I looked at the CC PLL again. It still seems to be quite unstable. There was one occasion where I could get it to lock for more than 10 minutes. During phase noise measurement I saw that the noise was glitch type rather than stationary, where the noise floor could be at the level of previous measurements but quickly gets pushed up by an impulse excitation.

This time I measured the phase noise by providing 7 MHz as the local oscillator from DDS3 DAC0 (PPol LO @ 9 dBm), which corresponds to the usual operation frequency of the CC PLL beat note (7MHz at "-23.5" dBm on the "17dB more is measured " spectrum analyser,  DDS signal to CC LO is 21 MHz). Changing the LO offset to both 6.9990 MHz and 7.0001 MHz (+/-100 Hz offset) resulted in a corresponding 100 Hz signal output from the mixer. On the oscilloscope I can still quite frequently see the signal glitches.

I tried twice to get the phase noise spectrum but it seems the signal is not cooperating. The noise floor gets raised quite high by random noise impulses (figure 1). Qualitatively, the noise floor should be about at the level of the other measurements.

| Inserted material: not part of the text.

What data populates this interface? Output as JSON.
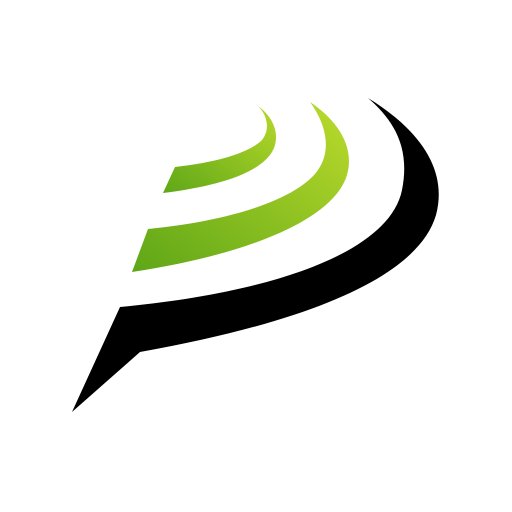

Figure 2 shows the Apk calibration to go from Vrms to rad/rtHz. Last time it was 0.0086 mV, now it is 0.0078.
Figure 3 and 4 show some feedback on the CC spectrum analyser at 14 and 28 MHz. The CC PLL is going to a T attached on the spectrum analyser. The other exit of the T then goes to the RF port of a mixer. When disconnect the mixer the 14/28... peaks go away.
Figure 5 shows the period of 2 wavelengths when the local oscillator frequency is offset to 7.000 100 MHz in DDS3 DAC3. So a 100 Hz difference between DDS and beatnote produces the 100 Hz signal as expected.